If you’ve looked in the settings of the Pixel 2’s camera app, you will notice that enabling manual control for HDR+ gives you a second option in the viewfinder, known as HDR+ improved. When we analyzed the Pixel 2 along with the Pixel two XL, we didn’t actually notice any quality difference between the two modes, other than the fact that it requires a longer time to process the HDR+ enhanced photo. Turns out, we’re right.
“In the huge majority of instances, there is no difference. From an individual perspective, HDR+ and HDR+ improved will take the exact same photograph,’ explains Knight. ‘In a few conditions, HDR+ improved can take a photograph which has a little more dynamic selection.” The reason the improved mode takes longer to process is since in standard HDR+ manner, Zero Shutter Lag (ZSL) is on whereas in the elongated mode, it’s away. Shutter lag is typically the time taken by the moment you press the shutter button, to if the picture is actually recorded and saved. Zero Shutter Lag (ZSL) typically gives you near-instantaneous shots, with virtually zero delay.
We initially assumed that the Pixel 2’s Visual Core imaging chip would help speed this process up, after it’s active in the Android 8.1 update, but it does not seem to be the case. The Visual Core SoC’s primary purpose will be to empower third-party camera apps to utilize the HDR+ feature.
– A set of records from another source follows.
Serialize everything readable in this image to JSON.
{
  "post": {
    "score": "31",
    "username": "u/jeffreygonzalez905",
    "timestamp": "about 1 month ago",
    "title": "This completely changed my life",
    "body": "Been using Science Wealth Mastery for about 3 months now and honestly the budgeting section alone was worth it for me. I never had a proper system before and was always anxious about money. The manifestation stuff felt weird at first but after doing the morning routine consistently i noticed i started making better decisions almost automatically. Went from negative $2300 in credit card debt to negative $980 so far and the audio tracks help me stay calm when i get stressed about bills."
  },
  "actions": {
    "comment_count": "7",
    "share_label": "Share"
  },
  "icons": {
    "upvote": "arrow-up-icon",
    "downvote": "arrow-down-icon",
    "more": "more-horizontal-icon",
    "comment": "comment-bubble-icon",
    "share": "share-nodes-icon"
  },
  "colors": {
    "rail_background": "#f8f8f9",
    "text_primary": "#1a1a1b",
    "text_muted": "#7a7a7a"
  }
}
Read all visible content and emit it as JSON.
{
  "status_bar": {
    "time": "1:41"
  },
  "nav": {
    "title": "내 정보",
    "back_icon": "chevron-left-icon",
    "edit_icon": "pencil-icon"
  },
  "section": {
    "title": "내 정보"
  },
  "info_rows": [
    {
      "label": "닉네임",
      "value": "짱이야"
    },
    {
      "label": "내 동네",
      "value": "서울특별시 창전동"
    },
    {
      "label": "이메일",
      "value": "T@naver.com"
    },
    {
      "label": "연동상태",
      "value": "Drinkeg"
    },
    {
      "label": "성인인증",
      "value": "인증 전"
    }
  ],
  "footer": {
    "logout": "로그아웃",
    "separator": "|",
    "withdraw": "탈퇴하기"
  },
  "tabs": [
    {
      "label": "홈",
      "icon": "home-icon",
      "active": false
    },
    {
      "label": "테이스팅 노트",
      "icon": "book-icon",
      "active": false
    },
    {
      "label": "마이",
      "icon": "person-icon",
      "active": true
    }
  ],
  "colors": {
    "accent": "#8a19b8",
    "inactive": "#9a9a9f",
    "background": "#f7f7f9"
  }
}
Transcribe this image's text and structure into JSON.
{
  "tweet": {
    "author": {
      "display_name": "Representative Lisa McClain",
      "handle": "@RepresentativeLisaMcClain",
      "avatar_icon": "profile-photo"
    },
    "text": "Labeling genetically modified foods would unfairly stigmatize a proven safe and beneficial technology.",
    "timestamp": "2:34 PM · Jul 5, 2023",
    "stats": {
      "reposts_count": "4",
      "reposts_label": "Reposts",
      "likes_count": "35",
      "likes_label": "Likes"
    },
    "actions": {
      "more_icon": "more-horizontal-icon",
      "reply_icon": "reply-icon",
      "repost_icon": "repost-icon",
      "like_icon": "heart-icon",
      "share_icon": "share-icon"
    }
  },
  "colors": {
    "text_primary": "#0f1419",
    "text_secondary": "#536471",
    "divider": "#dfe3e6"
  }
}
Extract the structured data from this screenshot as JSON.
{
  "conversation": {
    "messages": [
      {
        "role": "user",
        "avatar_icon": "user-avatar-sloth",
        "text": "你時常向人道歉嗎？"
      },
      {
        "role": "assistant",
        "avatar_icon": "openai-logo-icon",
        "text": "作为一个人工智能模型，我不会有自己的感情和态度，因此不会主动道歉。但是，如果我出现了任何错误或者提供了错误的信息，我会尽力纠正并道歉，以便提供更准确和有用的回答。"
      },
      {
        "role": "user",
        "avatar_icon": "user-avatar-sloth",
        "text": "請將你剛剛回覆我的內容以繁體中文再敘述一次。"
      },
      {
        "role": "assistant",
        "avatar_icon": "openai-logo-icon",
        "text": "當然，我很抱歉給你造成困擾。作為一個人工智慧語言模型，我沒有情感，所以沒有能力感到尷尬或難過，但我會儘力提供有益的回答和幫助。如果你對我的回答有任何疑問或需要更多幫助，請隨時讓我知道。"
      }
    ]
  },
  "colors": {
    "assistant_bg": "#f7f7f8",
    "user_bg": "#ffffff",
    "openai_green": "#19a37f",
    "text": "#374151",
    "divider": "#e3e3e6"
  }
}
Finally, the lack of manual controls and RAW file supports is another bummer in new camera program. This is an area that other Android manufacturers like Samsung and HTC have really mastered through the years. Not everyone needs manual controls but it’s nice to have the option, especially when you want to take some artistic shots, and it’s very helpful in low light. Having this feature would also help control the vulnerability in video, for those who prefer to catch the scene for what it is instead of brightening things up. But, Knight isn’t convinced that simply putting sliders for ISO, aperture, and so on is the best interface to get a phone. He further states that in doing this, users will not be able to benefit from HDR+, so image quality will endure.
Google might add some amount of manual control in the long run, “but at the present time, don’t expect to realize a manual slider anytime soon,” says Knight. It appears that Google is relying heavily on its machine learning to improve photos and make them look so great as they do, which might explain why they are not willing to relinquish control over to the consumer. This applies to RAW file service too.
We do not have any updates today but we’re looking into it,” says Knight.